As for EV stocks, Brian Glenn, chief investment officer at Premier Path Wealth Partners, believes investors have confused first-mover advantage with sustainable competitive advantage.

“Tesla had that first-mover status and that fashion statement, but the company’s early success is working against them, naturally, and consumers want to wow their friends and neighbors with the next cool vehicle, which might be a Rivian or Lucid or Cadillac Lyriq. It’s much easier to change brands in automobiles than it is mobile phones,” he said.

Glenn sees hybrids serving as the bridge as drivers transition from internal combustion engine vehicles to EVs. And in his view, the longer the transition takes, the more advantaged legacy auto makers become, as they’re the ones that can do both in a single vehicle.

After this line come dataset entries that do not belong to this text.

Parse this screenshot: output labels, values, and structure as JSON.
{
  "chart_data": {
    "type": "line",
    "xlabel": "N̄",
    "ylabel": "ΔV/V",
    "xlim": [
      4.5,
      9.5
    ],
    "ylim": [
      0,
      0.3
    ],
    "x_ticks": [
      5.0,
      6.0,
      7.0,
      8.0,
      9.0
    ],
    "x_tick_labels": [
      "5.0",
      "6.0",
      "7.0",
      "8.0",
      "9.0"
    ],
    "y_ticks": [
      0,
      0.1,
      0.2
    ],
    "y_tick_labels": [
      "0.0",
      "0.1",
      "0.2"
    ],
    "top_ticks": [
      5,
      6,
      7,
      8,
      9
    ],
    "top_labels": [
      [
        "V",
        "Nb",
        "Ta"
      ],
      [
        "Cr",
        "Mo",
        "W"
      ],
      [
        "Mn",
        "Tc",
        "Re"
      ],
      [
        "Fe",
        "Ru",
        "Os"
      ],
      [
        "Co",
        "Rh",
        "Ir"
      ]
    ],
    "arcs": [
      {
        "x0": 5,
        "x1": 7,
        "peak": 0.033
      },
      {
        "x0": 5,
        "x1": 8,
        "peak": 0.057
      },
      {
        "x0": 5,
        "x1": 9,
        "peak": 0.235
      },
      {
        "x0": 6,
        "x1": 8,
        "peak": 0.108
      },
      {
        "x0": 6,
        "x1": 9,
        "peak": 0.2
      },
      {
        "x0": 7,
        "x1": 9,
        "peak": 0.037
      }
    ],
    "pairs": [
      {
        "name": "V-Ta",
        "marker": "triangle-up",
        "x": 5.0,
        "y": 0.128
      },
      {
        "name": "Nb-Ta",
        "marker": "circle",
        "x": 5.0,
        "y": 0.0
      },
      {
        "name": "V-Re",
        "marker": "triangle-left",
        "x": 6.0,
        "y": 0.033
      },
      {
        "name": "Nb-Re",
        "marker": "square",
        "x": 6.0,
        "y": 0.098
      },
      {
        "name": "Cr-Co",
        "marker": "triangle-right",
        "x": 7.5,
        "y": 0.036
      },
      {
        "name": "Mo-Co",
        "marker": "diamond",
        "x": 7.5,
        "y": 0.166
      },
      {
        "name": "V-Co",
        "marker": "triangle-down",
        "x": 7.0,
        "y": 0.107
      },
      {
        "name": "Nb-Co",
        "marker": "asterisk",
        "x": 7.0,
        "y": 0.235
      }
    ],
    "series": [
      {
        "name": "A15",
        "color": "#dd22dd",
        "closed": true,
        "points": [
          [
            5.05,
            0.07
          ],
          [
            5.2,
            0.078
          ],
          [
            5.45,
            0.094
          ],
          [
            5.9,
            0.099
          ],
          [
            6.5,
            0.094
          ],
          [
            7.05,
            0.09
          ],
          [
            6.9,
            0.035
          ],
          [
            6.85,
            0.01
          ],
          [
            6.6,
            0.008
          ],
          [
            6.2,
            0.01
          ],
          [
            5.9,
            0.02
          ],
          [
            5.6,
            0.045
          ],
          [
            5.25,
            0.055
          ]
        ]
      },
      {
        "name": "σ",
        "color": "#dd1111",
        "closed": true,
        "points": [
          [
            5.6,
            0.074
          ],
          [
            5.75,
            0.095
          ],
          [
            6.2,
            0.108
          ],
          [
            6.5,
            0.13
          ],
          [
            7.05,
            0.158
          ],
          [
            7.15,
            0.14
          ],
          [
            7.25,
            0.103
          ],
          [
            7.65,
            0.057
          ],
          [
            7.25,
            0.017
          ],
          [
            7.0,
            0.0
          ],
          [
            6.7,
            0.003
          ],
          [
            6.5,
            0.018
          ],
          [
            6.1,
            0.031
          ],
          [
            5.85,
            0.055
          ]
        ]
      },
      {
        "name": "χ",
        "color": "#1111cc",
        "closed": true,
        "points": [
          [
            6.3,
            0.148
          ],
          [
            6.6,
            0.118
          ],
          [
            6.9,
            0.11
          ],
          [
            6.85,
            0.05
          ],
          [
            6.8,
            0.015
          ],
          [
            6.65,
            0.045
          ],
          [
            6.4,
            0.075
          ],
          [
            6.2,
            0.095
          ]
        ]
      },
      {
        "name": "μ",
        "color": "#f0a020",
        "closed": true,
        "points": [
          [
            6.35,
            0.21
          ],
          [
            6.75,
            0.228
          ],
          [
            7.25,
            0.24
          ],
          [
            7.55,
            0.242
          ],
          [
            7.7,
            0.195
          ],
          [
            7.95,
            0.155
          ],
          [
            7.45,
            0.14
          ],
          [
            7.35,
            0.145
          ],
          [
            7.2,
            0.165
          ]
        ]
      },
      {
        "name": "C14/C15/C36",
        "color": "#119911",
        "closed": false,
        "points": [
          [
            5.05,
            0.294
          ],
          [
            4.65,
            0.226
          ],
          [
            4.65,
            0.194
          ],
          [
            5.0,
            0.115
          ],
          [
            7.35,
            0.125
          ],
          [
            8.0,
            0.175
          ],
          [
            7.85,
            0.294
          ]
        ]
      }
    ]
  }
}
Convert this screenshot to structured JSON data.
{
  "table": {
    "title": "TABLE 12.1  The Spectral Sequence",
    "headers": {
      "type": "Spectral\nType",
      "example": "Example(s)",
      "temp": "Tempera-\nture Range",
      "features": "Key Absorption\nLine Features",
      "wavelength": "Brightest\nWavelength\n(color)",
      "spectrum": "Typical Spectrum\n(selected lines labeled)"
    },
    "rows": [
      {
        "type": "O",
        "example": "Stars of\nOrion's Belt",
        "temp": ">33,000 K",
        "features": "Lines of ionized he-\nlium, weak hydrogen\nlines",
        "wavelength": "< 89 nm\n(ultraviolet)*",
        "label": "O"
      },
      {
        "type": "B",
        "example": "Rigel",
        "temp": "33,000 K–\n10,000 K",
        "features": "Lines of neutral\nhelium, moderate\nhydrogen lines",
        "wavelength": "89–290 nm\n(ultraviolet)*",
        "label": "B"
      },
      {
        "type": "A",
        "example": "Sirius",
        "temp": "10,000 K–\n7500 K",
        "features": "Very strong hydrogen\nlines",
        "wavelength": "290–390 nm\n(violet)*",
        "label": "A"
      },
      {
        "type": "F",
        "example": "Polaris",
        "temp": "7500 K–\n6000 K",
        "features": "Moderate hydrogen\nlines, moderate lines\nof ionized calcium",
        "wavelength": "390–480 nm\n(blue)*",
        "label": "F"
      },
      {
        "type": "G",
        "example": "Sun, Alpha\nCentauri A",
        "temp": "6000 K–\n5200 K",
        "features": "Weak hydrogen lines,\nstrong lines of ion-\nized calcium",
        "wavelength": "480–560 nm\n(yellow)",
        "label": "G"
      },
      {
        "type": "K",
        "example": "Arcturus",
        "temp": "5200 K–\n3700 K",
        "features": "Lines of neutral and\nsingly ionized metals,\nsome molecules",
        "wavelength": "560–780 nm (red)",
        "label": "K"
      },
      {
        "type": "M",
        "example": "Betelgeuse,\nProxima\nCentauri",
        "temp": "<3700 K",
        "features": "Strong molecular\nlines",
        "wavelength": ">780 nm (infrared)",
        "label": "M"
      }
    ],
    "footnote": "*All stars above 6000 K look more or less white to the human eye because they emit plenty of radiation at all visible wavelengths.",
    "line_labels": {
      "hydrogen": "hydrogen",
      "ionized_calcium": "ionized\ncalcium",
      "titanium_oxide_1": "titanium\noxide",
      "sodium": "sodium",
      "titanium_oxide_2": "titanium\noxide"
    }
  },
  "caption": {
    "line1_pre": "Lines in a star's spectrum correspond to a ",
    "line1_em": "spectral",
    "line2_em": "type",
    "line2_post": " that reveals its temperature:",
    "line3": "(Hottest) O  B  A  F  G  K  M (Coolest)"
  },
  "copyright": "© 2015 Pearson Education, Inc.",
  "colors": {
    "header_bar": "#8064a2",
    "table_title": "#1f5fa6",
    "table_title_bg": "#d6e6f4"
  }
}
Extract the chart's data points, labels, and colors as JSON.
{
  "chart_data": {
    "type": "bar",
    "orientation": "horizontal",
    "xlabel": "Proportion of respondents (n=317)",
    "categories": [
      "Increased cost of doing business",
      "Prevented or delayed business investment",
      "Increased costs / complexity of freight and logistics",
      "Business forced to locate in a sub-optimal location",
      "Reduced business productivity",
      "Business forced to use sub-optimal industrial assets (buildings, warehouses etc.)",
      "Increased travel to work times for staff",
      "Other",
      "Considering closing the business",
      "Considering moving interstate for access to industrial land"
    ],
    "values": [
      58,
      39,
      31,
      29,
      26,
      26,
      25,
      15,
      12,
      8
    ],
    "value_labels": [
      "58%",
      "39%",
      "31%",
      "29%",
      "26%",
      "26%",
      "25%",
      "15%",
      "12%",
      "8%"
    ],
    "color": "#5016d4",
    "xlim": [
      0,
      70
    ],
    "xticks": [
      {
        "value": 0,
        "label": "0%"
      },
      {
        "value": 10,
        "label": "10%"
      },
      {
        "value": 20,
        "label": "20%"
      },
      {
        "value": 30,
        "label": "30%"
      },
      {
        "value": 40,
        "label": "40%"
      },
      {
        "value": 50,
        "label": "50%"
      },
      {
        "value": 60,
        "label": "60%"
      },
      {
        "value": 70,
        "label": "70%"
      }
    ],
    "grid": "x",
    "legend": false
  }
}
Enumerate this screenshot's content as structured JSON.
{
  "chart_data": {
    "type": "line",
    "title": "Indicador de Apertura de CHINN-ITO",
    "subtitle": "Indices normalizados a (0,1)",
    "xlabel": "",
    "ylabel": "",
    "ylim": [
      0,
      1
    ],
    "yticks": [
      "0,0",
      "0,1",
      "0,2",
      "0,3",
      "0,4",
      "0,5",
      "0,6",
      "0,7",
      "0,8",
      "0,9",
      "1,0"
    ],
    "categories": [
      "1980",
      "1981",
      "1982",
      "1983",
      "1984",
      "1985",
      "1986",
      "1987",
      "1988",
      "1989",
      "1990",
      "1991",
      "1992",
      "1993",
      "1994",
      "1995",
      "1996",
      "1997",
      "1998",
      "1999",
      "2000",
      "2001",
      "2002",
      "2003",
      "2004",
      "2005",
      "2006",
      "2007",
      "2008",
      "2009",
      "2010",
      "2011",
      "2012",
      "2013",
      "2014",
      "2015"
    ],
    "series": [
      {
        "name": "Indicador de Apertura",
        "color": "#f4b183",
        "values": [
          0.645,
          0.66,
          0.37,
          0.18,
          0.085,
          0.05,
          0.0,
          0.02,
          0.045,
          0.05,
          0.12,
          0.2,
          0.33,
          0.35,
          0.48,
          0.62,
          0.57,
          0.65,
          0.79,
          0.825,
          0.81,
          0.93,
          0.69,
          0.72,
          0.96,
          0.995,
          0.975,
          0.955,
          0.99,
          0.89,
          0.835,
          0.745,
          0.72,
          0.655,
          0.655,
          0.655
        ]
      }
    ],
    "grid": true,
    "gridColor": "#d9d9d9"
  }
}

“They’re well capitalized, they have awesome distribution networks – dealers – to sell at scale, they each have several brands to test and iterate vehicle styles, and they’re throwing massive amounts of money at the problem,” Glenn said.

Christopher Davis, partner at Hudson Value Partners, is also not sold on Tesla dominating the future of EVs despite its early lead.

“The success of Tesla and the innovative genius of Elon Musk cannot be ignored, but in general the automobile business does not have the competitive dynamics we seek as investors,” Davis said. “Due to nonexistent switching costs for drivers, a low global market share needed to be viable, and high vulnerability to labor, materials, and shipping costs, automakers – even those with great brand value – don’t always translate into better than average returns for investors.”

Added Davis: “At this point in the market evolution, all carmakers are EV stocks.”